Dollar Shave Club: I Guess We Hardly Knew Ye
“Let us sit upon the ground and tell sad stories of the death of kings.”
You don’t have to be Richard II or even a lapsed student of Shakespeare 101 to be put in mind of that line when confronted by the new ad campaign for Dollar Shave Club.
Get thee behind me, Unilever. (To mix source material.)
The once lean and hungry mark of metrosexual sophistication now shows off its newly flabby girth by showcasing a portly fellow razoring the initial of his team through his chest hair, while we are hectored to subscribe to shampoo, conditioner and whatever else can be coerced into the “male grooming” category. And, then there’s the naughty fun of “bath jerky” touted as something wickedly witty via the ad and hence through social media. Clever, right? Get it? We’re still cool and can have an inside joke with you, bro. Still bad boys, after all these years.
There are good reasons start-ups say they won’t sell out.
There are a billion reasons, of course, they do.

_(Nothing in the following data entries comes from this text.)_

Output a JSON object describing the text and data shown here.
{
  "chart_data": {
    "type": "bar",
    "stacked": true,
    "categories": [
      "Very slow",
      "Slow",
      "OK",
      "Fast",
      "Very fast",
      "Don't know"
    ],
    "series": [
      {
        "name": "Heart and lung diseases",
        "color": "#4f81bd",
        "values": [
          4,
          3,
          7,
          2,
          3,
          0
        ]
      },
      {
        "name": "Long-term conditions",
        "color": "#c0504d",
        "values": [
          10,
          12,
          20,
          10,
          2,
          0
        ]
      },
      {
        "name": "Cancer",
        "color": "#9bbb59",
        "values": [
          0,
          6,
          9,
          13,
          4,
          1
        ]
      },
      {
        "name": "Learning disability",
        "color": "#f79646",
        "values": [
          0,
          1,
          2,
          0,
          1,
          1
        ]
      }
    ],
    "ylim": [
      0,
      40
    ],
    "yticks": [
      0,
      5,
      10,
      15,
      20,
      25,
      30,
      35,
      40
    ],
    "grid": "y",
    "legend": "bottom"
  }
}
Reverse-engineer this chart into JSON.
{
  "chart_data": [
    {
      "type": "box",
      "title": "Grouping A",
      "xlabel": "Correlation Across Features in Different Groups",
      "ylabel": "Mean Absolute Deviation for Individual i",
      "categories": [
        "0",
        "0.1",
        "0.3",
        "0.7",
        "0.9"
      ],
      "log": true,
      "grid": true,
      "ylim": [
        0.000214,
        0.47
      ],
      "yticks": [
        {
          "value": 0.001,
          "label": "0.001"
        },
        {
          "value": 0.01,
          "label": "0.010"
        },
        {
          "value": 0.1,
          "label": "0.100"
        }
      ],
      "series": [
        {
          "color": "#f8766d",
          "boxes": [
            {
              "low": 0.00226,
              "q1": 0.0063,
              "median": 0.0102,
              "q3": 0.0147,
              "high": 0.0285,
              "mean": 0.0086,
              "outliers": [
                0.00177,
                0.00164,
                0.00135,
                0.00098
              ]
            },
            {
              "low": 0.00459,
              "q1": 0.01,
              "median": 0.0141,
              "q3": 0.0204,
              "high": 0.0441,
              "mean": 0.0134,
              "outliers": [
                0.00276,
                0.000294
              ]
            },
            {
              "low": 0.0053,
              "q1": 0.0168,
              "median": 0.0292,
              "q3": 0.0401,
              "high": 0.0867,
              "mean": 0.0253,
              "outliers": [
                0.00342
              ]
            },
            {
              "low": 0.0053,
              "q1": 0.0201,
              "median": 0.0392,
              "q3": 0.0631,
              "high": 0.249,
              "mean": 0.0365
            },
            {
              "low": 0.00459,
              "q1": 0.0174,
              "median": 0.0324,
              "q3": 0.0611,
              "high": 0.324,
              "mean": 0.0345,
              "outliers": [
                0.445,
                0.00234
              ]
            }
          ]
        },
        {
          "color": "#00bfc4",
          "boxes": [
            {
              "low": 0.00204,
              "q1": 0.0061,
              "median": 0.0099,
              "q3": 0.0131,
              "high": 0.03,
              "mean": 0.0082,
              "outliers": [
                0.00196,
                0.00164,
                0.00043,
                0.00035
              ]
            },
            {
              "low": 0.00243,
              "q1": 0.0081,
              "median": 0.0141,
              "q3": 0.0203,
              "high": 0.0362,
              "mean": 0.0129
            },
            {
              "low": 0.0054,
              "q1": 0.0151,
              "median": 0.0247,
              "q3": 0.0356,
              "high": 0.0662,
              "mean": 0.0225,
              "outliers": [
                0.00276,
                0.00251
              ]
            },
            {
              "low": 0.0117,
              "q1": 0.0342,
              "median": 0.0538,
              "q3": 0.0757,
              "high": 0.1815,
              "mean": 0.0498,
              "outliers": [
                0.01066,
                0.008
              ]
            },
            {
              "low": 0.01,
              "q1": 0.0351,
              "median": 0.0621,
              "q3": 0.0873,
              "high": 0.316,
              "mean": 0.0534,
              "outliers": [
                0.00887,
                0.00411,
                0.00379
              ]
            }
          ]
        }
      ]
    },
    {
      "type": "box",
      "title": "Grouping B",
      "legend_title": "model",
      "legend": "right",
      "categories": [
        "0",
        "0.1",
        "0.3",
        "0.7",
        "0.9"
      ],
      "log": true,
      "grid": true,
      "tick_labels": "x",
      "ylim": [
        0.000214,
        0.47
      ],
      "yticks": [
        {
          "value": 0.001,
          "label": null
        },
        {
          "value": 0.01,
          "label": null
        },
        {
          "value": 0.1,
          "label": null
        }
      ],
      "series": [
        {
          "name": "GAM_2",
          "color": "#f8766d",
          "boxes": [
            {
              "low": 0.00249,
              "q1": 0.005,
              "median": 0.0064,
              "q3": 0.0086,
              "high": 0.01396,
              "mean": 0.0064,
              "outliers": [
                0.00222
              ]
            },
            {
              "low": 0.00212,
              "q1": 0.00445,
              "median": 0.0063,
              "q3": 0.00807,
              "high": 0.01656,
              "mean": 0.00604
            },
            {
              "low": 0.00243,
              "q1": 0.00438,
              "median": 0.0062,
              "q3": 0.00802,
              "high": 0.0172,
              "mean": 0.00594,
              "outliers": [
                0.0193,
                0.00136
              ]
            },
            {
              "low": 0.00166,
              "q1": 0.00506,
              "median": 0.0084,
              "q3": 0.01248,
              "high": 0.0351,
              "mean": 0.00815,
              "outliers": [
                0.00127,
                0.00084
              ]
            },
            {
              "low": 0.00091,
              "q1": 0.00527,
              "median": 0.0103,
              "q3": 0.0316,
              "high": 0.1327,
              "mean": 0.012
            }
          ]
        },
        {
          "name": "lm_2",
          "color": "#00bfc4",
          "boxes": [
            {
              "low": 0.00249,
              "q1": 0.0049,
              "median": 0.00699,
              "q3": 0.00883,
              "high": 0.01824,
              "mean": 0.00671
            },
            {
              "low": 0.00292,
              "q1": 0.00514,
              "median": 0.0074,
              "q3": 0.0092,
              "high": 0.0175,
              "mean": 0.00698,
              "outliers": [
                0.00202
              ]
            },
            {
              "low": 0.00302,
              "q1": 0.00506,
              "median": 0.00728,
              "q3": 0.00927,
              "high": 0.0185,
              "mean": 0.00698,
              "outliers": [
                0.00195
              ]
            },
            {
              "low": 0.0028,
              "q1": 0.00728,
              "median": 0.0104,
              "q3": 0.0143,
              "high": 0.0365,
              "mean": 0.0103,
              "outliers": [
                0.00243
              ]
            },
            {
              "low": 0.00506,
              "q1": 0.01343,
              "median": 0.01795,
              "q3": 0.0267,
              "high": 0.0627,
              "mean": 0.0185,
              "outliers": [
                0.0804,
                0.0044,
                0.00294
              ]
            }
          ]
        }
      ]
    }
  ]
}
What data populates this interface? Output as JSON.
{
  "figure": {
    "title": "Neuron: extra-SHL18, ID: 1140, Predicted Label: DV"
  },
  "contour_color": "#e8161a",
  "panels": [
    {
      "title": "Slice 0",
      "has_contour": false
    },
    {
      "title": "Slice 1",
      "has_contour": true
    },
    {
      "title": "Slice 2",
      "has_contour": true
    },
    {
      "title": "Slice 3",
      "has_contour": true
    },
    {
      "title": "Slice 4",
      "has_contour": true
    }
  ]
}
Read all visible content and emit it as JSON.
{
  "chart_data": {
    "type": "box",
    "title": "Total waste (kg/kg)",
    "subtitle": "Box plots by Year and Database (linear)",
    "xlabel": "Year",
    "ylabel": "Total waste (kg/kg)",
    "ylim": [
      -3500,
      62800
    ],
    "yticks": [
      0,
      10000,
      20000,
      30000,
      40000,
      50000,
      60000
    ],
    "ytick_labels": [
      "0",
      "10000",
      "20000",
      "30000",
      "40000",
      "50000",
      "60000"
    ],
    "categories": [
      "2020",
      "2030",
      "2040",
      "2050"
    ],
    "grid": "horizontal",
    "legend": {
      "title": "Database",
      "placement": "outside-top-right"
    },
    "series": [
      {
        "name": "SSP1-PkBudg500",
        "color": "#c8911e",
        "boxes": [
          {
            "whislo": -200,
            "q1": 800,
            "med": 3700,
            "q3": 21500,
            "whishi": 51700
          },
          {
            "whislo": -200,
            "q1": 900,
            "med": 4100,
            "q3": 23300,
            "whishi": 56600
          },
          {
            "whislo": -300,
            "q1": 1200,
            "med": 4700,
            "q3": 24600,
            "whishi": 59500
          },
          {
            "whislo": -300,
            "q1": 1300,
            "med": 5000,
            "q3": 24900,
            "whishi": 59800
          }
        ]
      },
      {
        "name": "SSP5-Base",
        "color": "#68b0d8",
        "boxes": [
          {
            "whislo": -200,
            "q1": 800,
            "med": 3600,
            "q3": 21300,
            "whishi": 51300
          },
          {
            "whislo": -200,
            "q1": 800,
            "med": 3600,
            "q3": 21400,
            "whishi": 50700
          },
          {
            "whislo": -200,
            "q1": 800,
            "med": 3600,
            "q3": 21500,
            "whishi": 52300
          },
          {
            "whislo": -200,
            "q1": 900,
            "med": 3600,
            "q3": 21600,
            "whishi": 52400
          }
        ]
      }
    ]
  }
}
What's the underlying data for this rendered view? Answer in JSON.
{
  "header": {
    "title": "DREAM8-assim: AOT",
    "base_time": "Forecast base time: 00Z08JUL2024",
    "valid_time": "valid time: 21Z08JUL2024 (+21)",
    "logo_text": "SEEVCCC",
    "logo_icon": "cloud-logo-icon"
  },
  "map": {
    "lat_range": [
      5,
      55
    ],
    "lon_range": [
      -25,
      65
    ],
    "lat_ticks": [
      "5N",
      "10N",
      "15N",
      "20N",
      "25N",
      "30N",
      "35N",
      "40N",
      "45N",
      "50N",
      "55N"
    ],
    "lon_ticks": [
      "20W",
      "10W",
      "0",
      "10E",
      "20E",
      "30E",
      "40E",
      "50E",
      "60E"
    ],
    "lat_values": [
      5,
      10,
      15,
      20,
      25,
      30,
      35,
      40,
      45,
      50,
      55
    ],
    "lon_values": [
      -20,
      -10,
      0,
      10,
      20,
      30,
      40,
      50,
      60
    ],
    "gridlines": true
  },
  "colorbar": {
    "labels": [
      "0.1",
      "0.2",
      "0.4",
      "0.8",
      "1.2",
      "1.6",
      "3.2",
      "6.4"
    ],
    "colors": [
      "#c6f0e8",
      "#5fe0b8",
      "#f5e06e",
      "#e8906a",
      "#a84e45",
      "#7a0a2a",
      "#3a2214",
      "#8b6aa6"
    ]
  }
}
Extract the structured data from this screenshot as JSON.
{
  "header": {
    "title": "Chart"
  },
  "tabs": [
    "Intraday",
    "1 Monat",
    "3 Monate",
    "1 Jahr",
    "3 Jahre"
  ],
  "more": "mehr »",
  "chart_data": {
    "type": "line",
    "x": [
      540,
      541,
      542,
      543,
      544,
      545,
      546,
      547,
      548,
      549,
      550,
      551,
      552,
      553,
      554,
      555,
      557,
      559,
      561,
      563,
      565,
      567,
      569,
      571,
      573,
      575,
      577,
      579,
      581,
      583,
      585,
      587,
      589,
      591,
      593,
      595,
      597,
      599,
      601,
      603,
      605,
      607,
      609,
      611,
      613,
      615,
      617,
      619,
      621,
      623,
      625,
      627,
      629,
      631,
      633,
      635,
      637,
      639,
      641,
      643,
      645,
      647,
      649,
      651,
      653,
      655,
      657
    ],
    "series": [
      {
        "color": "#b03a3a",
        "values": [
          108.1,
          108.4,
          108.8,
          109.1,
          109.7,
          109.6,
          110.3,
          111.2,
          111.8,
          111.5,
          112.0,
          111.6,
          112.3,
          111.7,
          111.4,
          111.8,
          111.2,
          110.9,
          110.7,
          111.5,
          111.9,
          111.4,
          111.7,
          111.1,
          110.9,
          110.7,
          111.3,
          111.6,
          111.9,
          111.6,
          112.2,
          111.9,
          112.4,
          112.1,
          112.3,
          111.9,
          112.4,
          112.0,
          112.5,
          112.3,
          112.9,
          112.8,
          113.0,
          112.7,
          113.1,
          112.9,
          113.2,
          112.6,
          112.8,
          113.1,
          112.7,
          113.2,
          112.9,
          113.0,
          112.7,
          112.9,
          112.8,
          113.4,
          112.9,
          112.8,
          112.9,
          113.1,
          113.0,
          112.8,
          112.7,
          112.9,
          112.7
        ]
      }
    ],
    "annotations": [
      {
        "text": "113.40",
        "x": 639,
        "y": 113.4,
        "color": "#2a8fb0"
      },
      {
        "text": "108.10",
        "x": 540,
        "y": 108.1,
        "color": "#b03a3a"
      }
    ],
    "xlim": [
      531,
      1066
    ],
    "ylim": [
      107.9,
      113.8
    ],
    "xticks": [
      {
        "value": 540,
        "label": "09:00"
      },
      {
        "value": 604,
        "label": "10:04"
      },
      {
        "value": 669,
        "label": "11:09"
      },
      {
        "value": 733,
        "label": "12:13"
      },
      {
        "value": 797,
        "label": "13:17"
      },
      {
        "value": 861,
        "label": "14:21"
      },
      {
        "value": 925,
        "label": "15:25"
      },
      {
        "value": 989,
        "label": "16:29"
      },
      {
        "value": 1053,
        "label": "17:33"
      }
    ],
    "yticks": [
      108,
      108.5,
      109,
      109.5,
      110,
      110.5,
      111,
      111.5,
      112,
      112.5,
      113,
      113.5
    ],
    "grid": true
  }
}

Five years after its founding, Dollar Shave Club sold for a billion. And three years after that, here we are, in the cynical world of mass marketing as mechanism for mean-spirited consumer fun-making. Who among us wouldn’t have signed the deal? Yet who among us doesn’t cringe to see what is happening to the brand? Who among us can’t imagine exactly the strategy? Let’s broaden the base! Doesn’t just have to be good looking guys, right? We’re a club for pudgy, hairy men too with weird ways with a razor, right and obsession with team sports? Let’s leverage our other manufacturing lines and make deodorant and soap and toothpaste and cologne and wipes and skin care products. Yeah! Let’s.
Thus, are businesses brashly built and brands brutally buried.
Michael, when was the moment? Surely not with a bang, but a whimper.
And, well, just to be clear and to switch Shakespearean gears for a moment, “Not all the perfumes of Arabia will wash this (brand’s) blood from your hands,” my friend.